Gedanken zum Monatsspruch April 2026:
Was haben Sie heute vor einer Woche gemacht? Wissen Sie das noch? Genau eine Woche war
vergangen, seit Jesus die Jünger das erste Mal besucht hatte. Und nun war er das zweite Mal da.
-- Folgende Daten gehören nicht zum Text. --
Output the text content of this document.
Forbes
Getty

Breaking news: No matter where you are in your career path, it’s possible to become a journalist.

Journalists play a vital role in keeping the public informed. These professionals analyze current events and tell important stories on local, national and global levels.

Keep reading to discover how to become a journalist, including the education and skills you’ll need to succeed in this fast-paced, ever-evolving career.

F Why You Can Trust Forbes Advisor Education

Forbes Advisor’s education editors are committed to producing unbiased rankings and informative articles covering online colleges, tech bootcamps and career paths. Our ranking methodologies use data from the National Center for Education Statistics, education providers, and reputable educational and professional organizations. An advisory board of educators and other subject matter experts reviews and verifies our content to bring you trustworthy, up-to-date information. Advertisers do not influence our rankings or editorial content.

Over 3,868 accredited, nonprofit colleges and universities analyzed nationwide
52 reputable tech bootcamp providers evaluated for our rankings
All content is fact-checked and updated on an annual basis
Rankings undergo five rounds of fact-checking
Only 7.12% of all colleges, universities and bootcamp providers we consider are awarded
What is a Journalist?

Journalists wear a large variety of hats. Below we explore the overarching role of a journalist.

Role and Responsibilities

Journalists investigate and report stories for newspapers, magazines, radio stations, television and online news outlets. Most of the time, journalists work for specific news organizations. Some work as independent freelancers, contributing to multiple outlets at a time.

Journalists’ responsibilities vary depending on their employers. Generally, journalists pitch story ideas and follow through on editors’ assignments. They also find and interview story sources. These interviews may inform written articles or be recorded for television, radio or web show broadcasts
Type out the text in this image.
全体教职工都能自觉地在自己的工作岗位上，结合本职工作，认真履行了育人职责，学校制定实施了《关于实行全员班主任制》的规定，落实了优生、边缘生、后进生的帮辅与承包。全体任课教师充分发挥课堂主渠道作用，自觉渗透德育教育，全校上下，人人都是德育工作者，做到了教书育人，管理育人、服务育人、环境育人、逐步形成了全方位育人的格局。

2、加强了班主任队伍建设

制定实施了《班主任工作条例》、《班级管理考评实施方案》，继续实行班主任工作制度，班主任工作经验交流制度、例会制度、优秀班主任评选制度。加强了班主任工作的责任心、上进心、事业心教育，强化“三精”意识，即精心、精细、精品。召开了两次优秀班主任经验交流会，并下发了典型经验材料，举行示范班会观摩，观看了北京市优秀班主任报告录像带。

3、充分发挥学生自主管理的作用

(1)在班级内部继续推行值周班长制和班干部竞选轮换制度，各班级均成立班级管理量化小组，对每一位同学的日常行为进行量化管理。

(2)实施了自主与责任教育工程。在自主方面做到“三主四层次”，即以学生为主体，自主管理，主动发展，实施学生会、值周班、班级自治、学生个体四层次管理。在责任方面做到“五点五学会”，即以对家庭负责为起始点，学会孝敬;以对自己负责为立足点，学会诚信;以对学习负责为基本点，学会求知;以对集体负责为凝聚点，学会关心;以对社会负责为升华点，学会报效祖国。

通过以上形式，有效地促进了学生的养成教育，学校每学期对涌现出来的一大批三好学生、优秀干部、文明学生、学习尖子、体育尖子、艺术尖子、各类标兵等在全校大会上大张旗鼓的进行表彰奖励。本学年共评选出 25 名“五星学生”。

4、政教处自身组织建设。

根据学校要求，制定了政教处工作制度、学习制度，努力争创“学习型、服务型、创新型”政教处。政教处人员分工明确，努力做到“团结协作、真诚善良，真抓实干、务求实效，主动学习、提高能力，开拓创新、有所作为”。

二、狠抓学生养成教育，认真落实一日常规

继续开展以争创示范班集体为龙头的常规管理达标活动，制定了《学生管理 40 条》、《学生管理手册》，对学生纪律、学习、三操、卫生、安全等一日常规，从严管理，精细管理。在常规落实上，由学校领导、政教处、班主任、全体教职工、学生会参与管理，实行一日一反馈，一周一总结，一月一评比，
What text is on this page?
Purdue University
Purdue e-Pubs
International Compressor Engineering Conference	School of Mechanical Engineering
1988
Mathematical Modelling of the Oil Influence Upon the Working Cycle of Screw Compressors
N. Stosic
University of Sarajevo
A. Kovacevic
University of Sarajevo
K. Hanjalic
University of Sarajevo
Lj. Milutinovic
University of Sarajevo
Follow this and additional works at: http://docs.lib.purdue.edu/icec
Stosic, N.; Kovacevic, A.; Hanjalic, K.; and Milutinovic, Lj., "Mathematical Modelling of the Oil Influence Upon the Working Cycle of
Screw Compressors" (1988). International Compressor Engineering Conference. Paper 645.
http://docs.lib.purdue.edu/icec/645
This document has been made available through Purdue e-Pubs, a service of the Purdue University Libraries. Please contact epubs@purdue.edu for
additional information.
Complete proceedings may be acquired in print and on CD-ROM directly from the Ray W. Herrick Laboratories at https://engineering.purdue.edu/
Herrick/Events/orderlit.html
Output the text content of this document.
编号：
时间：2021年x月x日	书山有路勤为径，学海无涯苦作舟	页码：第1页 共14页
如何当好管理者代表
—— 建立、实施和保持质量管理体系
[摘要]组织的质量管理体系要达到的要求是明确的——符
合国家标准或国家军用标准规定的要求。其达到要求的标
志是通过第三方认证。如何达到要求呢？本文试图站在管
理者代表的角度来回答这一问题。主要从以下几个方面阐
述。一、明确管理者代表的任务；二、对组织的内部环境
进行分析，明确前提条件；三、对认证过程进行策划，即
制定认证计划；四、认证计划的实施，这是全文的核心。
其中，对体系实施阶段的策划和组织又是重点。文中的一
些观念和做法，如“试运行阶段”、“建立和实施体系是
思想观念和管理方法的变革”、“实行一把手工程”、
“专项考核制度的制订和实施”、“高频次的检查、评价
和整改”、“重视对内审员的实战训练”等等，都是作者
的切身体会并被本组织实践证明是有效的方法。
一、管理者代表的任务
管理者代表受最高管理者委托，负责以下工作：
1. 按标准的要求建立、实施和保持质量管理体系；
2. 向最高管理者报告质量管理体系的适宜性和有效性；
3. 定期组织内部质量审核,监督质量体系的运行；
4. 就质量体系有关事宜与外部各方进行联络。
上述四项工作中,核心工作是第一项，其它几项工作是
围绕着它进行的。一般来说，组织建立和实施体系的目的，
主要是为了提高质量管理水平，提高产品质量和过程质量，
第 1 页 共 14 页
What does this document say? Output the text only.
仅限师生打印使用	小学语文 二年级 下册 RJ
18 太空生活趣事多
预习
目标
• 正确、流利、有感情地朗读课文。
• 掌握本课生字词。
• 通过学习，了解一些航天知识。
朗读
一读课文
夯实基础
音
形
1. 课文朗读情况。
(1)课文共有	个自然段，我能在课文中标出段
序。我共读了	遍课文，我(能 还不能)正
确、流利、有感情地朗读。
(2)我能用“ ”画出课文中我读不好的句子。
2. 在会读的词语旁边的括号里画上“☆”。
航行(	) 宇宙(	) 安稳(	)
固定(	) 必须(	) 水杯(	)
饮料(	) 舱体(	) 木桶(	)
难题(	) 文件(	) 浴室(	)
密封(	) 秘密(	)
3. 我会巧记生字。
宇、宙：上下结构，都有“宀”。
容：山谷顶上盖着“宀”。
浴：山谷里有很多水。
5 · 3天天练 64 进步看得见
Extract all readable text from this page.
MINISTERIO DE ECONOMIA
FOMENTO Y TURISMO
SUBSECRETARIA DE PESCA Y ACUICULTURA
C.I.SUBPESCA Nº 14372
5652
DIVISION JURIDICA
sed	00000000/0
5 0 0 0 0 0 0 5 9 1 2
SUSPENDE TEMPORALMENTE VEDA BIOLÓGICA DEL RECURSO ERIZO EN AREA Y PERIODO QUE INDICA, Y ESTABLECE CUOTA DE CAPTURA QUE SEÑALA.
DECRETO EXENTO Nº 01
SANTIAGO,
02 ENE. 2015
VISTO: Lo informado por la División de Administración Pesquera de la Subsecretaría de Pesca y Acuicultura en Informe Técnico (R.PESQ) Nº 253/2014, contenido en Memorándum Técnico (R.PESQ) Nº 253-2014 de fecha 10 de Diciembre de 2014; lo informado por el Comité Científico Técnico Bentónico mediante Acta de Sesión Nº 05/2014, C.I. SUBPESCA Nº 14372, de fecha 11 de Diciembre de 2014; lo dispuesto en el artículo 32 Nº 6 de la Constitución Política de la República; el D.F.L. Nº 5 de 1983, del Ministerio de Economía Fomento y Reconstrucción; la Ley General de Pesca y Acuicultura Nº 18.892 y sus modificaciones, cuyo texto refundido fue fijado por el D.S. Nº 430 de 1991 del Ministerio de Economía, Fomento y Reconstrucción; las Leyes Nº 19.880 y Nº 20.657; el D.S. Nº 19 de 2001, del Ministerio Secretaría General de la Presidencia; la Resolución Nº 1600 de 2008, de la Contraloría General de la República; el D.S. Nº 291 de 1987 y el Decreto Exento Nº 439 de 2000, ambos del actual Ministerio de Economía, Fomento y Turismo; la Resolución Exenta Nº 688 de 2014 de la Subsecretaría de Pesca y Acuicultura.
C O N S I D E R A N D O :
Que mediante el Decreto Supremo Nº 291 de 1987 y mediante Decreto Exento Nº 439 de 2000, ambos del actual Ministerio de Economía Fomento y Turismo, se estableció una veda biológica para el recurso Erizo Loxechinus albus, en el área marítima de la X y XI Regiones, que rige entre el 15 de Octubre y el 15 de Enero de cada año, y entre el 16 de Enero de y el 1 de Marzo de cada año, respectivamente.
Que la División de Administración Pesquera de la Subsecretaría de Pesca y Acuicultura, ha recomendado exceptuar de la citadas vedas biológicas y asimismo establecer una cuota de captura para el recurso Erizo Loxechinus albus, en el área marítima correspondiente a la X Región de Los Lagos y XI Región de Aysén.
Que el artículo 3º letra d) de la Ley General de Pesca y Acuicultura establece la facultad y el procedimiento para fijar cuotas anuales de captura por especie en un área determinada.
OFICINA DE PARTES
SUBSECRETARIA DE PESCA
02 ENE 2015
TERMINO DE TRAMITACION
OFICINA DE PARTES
Problem: vor einer Woche war Thomas nicht dabei. Und obwohl alle Anderen ihm mit
Überschwang und purer Überzeugung Hunderttausendmal versichert haben, dass Jesus lebt, konnte
oder wollte er das nicht glauben. Jesus wird ihn deswegen mit dem Attribut „ungläubig“ titulieren,
was ihn aber nicht zum „ungläubigen Thomas“ stigmatisieren sollte. Denn jetzt, wo Jesus vor ihm
steht, glaubt er sofort und wird nie mehr zweifeln. Gibt es nicht mehr als verständliche Gründe für
sein Verhalten? O doch. Die meisten Menschen heute stehen auf dem Standpunkt des Thomas in
dieser einen Woche. Egal was Andere sagen, auch wenn es best Buddies sind: ich glaub nicht dran!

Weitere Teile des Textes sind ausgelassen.